1. There's no such wire protocol as "SQL" — every RDBMS speaks its own wire protocol to convey your SQL statements to the database and convey result-sets back; and so, unless you're using a language with a common API abstraction for RDBMS client libs to be built against (e.g. JDBC), then each such client lib ends up presenting its own distinct API to callers, which needs a separate adapter written for it.

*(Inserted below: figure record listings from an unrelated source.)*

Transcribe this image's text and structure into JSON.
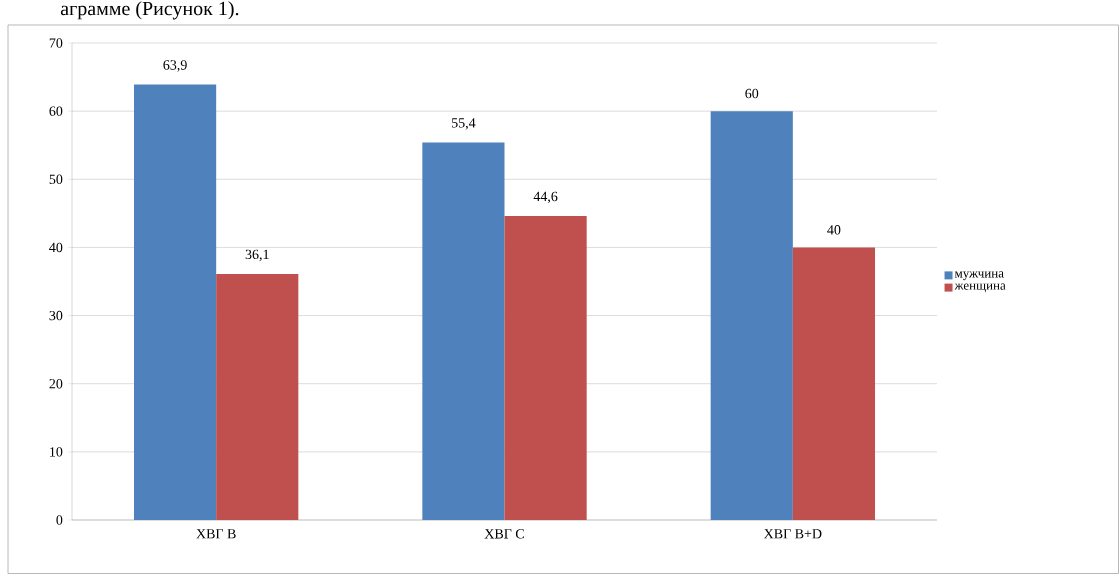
{
  "chart_data": {
    "type": "bar",
    "annotations": [
      "аграмме (Рисунок 1)."
    ],
    "categories": [
      "ХВГ В",
      "ХВГ С",
      "ХВГ В+D"
    ],
    "series": [
      {
        "name": "мужчина",
        "color": "#4f81bd",
        "values": [
          63.9,
          55.4,
          60
        ],
        "value_labels": [
          "63,9",
          "55,4",
          "60"
        ]
      },
      {
        "name": "женщина",
        "color": "#c0504d",
        "values": [
          36.1,
          44.6,
          40
        ],
        "value_labels": [
          "36,1",
          "44,6",
          "40"
        ]
      }
    ],
    "ylim": [
      0,
      70
    ],
    "yticks": [
      0,
      10,
      20,
      30,
      40,
      50,
      60,
      70
    ],
    "grid": "y",
    "legend": "right"
  }
}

2. with SQL, reliable queuing is "easy", but knowing about enqueued items (with as minimal an overhead as possible, scanning as few additional items as possible) is hard. SQL says nothing about how to get push-notification-to-the-client type information out of the DB, and so every DBMS implements its own mechanism for this. These are pure optimizations using pure-ephemeral code, though; the schema of the queue in the DB remains the same either way, such that the data could be exported from one RDBMS to a .sql file, imported from that .sql file to a different RDBMS, and the only thing needed on the client side would be switching adapters.

(In theory, presuming a common wire-protocol abstraction interface lib like JDBC, you could have a "standard SQL" adapter. It'd just be annoyingly low-throughput. Like using HTTP polling when you could be using WebSockets.)